Однако и теперь для меня, воспитанного в культурной атмосфере позднего советского идеализма, еще всецело проникнутого интеллигентской романтикой «бардовских» 60-х годов («Возьмемся за руки, друзья, чтоб не пропасть поодиночке...» etc.), «горьковская правда» тогда — при всем моем безусловном уважении к мудрости и опыту бабки Веры — казалась проблематичной. Вплоть до «проклятого десятилетия», до Ельцина, до девяностых годов. «...Я не знал народа, его криминогенной сути, — признавался тогда один из лидеров «шестидесятничества» Андрей Вознесенский. — Считал, что если езжу по стране и читаю стихи, то знаю людей. Я читал стихи студентам и интеллигентам. Это был другой народ. А потом поперла темная сила — криминал, и я понял, что, может, ошибся...»

О, как читался Горький в лихие девяностые!..

 

1

«Боже, как грустна наша Россия!» — «голосом тоски» воскликнул Пушкин, прослушав первые главы «Мертвых душ». Можно только догадываться, что бы сказал Александр Сергеевич, ознакомившись с отечественными нравами и обычаями в их горьковском изложении.

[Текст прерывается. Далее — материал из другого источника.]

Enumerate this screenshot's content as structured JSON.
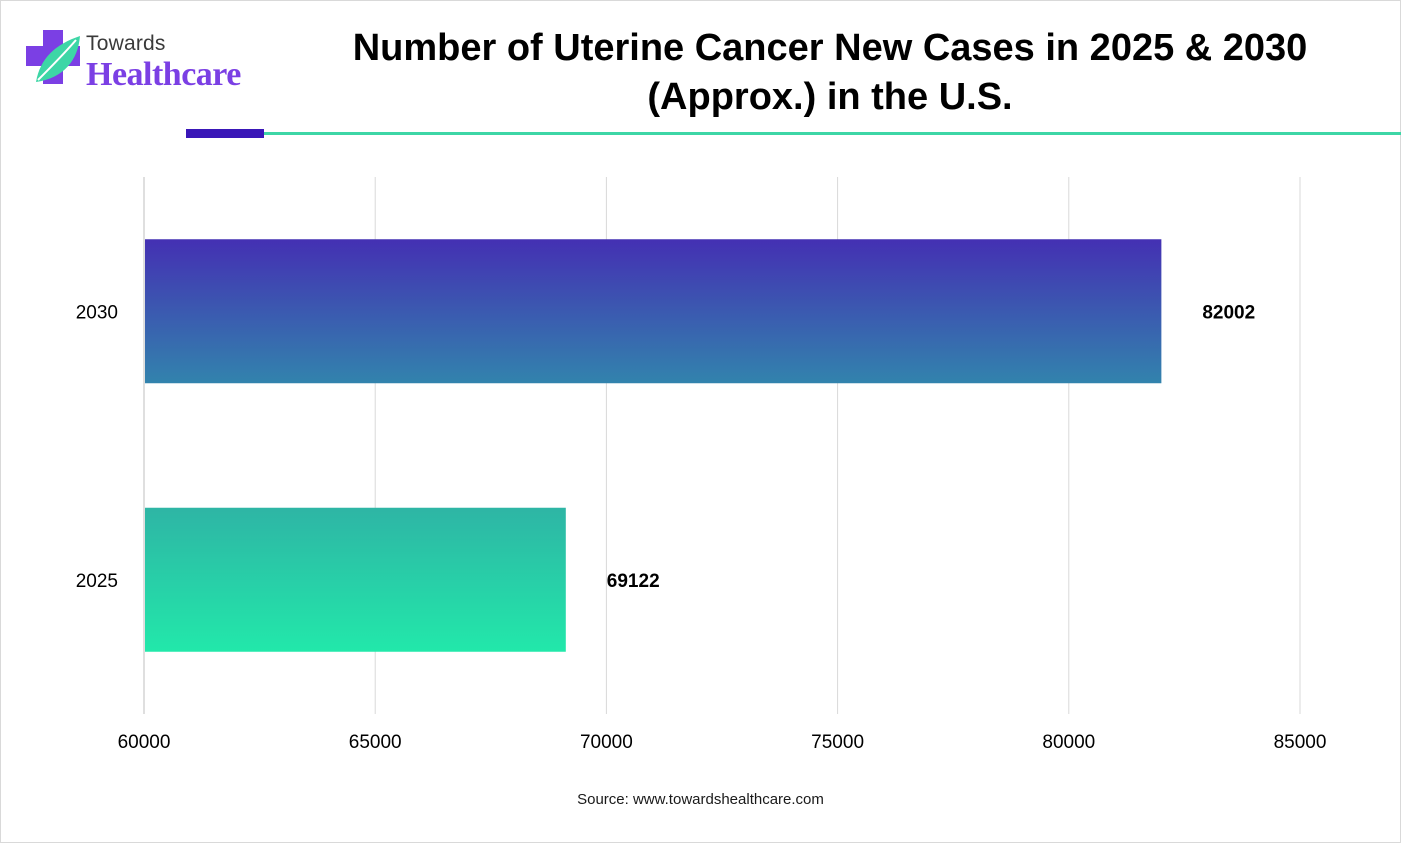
{
  "logo": {
    "line1": "Towards",
    "line2": "Healthcare",
    "icon": "cross-leaf-icon",
    "colors": {
      "cross": "#7b3fe4",
      "leaf": "#3dd6a6"
    }
  },
  "title": {
    "line1": "Number of Uterine Cancer New Cases in 2025 & 2030",
    "line2": "(Approx.) in the U.S."
  },
  "source": "Source: www.towardshealthcare.com",
  "chart_data": {
    "type": "bar",
    "orientation": "horizontal",
    "categories": [
      "2030",
      "2025"
    ],
    "values": [
      82002,
      69122
    ],
    "data_labels": [
      "82002",
      "69122"
    ],
    "xlim": [
      60000,
      85000
    ],
    "x_ticks": [
      "60000",
      "65000",
      "70000",
      "75000",
      "80000",
      "85000"
    ],
    "x_tick_values": [
      60000,
      65000,
      70000,
      75000,
      80000,
      85000
    ],
    "grid": true,
    "legend": "none",
    "title": "Number of Uterine Cancer New Cases in 2025 & 2030 (Approx.) in the U.S.",
    "bar_gradients": [
      {
        "top": "#4430b3",
        "bottom": "#3283ad"
      },
      {
        "top": "#2eb5a5",
        "bottom": "#22e8aa"
      }
    ]
  }
}
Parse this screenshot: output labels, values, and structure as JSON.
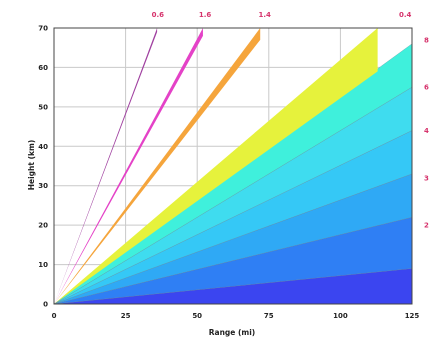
{
  "chart_data": {
    "type": "area",
    "title": "",
    "xlabel": "Range (mi)",
    "ylabel": "Height (km)",
    "xlim": [
      0,
      125
    ],
    "ylim": [
      0,
      70
    ],
    "x_ticks": [
      "0",
      "25",
      "50",
      "75",
      "100",
      "125"
    ],
    "y_ticks": [
      "0",
      "10",
      "20",
      "30",
      "40",
      "50",
      "60",
      "70"
    ],
    "grid": true,
    "bands": [
      {
        "label": "",
        "color": "#3b45f0",
        "end_range": 125,
        "lower_height": 0,
        "upper_height": 9
      },
      {
        "label": "",
        "color": "#2f7ff4",
        "end_range": 125,
        "lower_height": 9,
        "upper_height": 22
      },
      {
        "label": "",
        "color": "#2fa9f5",
        "end_range": 125,
        "lower_height": 22,
        "upper_height": 33
      },
      {
        "label": "",
        "color": "#35c8f6",
        "end_range": 125,
        "lower_height": 33,
        "upper_height": 44
      },
      {
        "label": "",
        "color": "#3fdcef",
        "end_range": 125,
        "lower_height": 44,
        "upper_height": 55
      },
      {
        "label": "",
        "color": "#3ff0dc",
        "end_range": 125,
        "lower_height": 55,
        "upper_height": 66
      },
      {
        "label": "0.4",
        "color": "#e6f23c",
        "end_range": 113,
        "lower_height": 59,
        "upper_height": 70
      },
      {
        "label": "1.4",
        "color": "#f5a53c",
        "end_range": 72,
        "lower_height": 67,
        "upper_height": 70
      },
      {
        "label": "1.6",
        "color": "#e442c7",
        "end_range": 52,
        "lower_height": 68,
        "upper_height": 70
      },
      {
        "label": "0.6",
        "color": "#a040a0",
        "end_range": 36,
        "lower_height": 69,
        "upper_height": 70
      }
    ],
    "side_labels": [
      {
        "label": "8",
        "height": 67
      },
      {
        "label": "6",
        "height": 55
      },
      {
        "label": "4",
        "height": 44
      },
      {
        "label": "3",
        "height": 32
      },
      {
        "label": "2",
        "height": 20
      }
    ]
  }
}
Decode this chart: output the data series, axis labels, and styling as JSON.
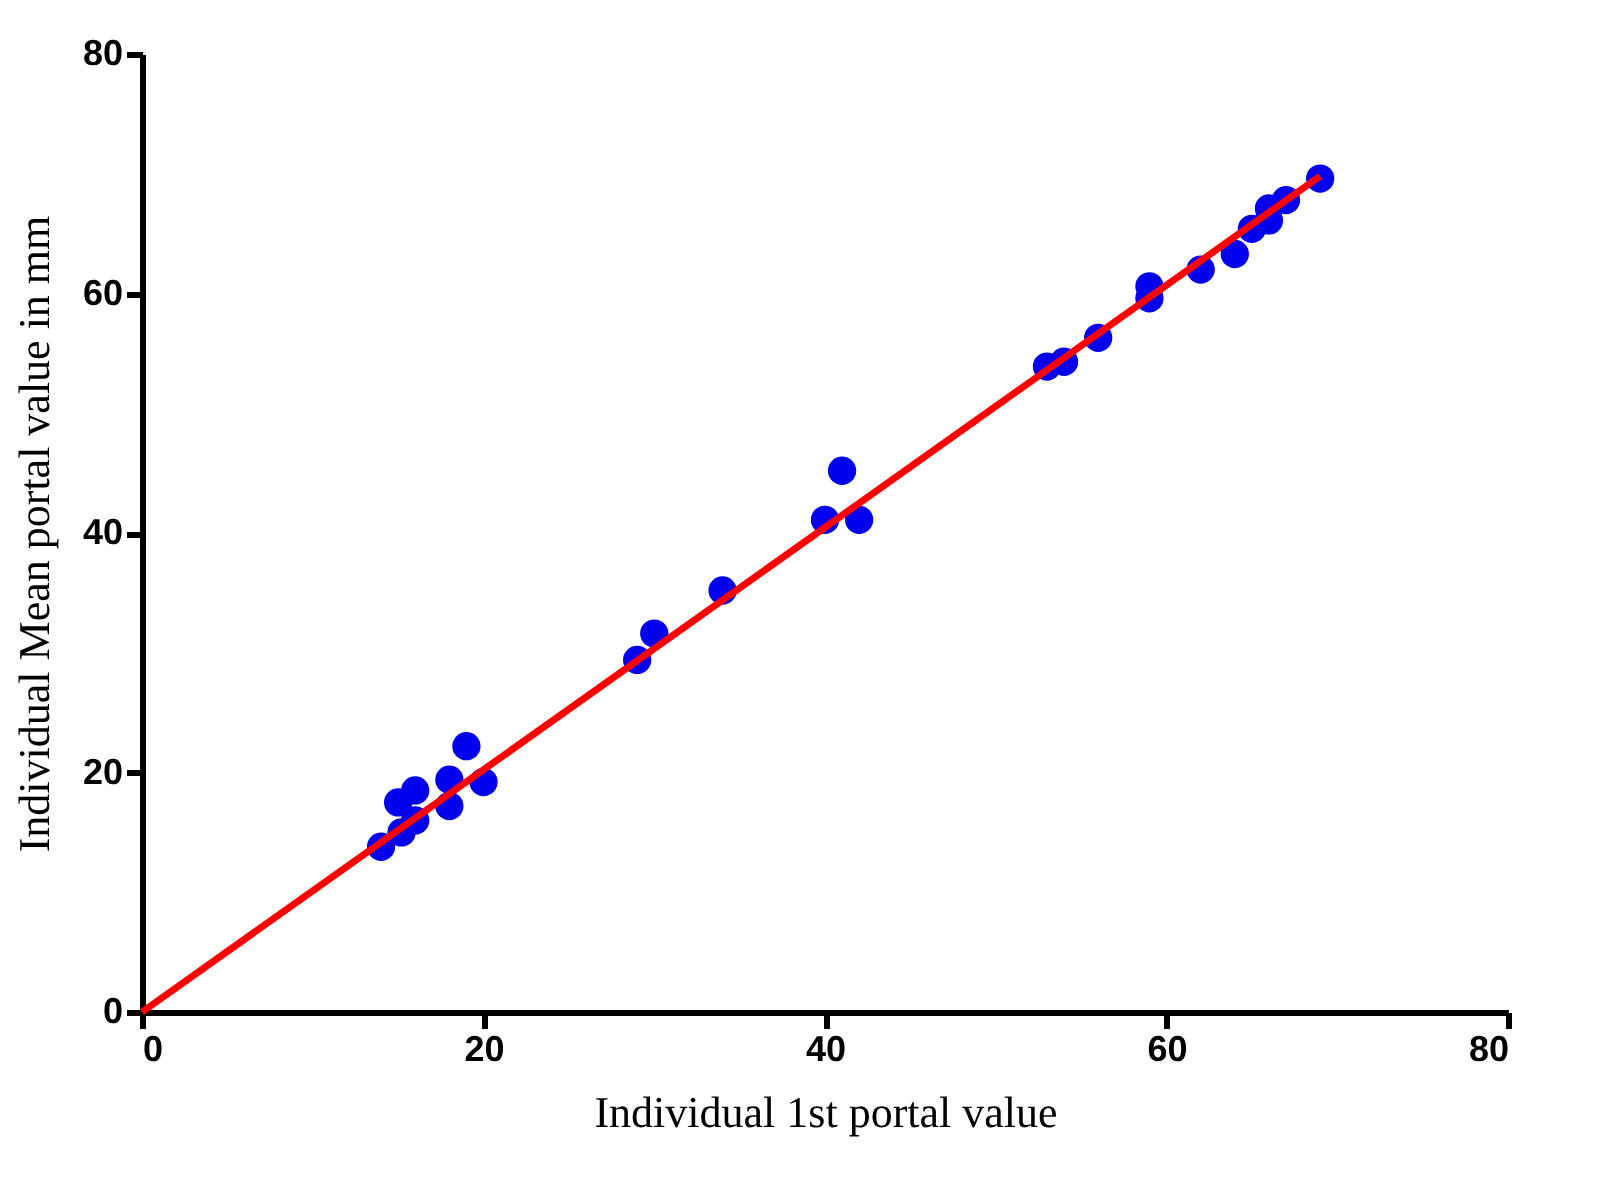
{
  "chart_data": {
    "type": "scatter",
    "xlabel": "Individual 1st portal value",
    "ylabel": "Individual Mean portal value in mm",
    "xlim": [
      0,
      80
    ],
    "ylim": [
      0,
      80
    ],
    "xticks": [
      0,
      20,
      40,
      60,
      80
    ],
    "yticks": [
      0,
      20,
      40,
      60,
      80
    ],
    "grid": false,
    "series": [
      {
        "marker": "circle",
        "color": "#0000ee",
        "x": [
          14,
          15,
          15.2,
          16,
          16,
          18,
          18,
          19,
          20,
          29,
          30,
          34,
          40,
          41,
          42,
          53,
          54,
          56,
          59,
          59,
          62,
          64,
          65,
          66,
          66,
          67,
          69
        ],
        "values": [
          13.8,
          17.5,
          15.0,
          16.0,
          18.5,
          17.2,
          19.4,
          22.2,
          19.2,
          29.4,
          31.6,
          35.2,
          41.1,
          45.2,
          41.1,
          53.9,
          54.3,
          56.3,
          60.6,
          59.6,
          62,
          63.3,
          65.4,
          67.1,
          66.1,
          67.8,
          69.6
        ]
      },
      {
        "type": "line",
        "color": "#ff0000",
        "line_style": "solid",
        "x": [
          0,
          69
        ],
        "values": [
          0,
          69.8
        ]
      }
    ]
  }
}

Вот, например, детские забавы.

«Не оборачиваясь ко мне, Саша сказал:

— Погоди, когда в саду станет суше, я тебе покажу такую штуку — ахнешь! <...>

Вышли в сад. <...> Саша прошел за угол, к забору с улицы, остановился под липой <...> Присел на корточки, разгреб руками кучу листьев, — обнаружился толстый корень и около него два кирпича, глубоко вдавленные в землю. Он приподнял их, — под ним оказался кусок кровельного железа, под железом — квадратная дощечка, наконец, передо мною открылась большая дыра, уходящая под корень. <...> Корень служил пещере сводом, — в глубине ее Саша зажег три огонька, они наполнили пещеру синим светом. Она была довольно обширна, глубиною как бы внутренность ведра, но шире, бока ее были сплошь выложены кусками разноцветных стекол и черепков чайной посуды. Посредине, на возвышении, покрытом куском кумача, стоял маленький гроб, оклеенный свинцовой бумагой, до половины прикрытый лоскутом чего-то, похожего на парчовый покров, из-под покрова высовывались серенькие птичьи лапки и остроносая головка воробья...

— Хорошо? — спросил Саша.

— Это зачем?

— Часовня, — объяснил он. — Похоже?

— Не знаю.

— А воробей — покойник! Может, мощи будут из него, потому что он — невинно пострадавший, мученик...

— Ты его мертвым нашел?

— Нет, он залетел в сарай, а я накрыл его шапкой и задушил».

А вот — забавы взрослые.

«...Дворник одного из публичных домов Малой Покровской улицы... стаскивал у ворот дома с пролетки извозчика бесчувственно пьяную девицу, схватив ее за ноги в сбившихся чулках, обнажив до пояса, он бесстыдно дергал ее, ухая и смеясь, плевал на тело ее, а она, съезжая толчками с пролетки, измятая, слепая, с открытым ртом, закинув за голову мягкие и словно вывихнутые руки, стукалась спиною, затылком и синим лицом о сиденье пролетки, о подножку, наконец, упала на мостовую, ударившись головою о камни. <...> Я... спросил его, зачем он так гадко издевался над девицей.

— А тебе что? Жалко ее?

— Жалко, конечно.

Он помолчал, вытер губы и спросил:

— А кошку жалко тебе?

— Ну, и кошку жалко...

...Через несколько дней увидел его — он сидел на крыльце и гладил дымчатую кошку, лежавшую на коленях у него, а когда я подошел к нему шага на три, он, вскочив, схватил кошку за ноги и с размаху ударил ее головой о тумбу, так, что на меня брызнуло теплым, — ударил, бросил кошку ко мне под ноги и встал в калитку, спрашивая:

— Что?»

Это выдержки из одной только повести («В людях»), однако подобные «русские зарисовки» можно извлекать во множестве, практически наугад открывая тома горьковского собрания сочинений.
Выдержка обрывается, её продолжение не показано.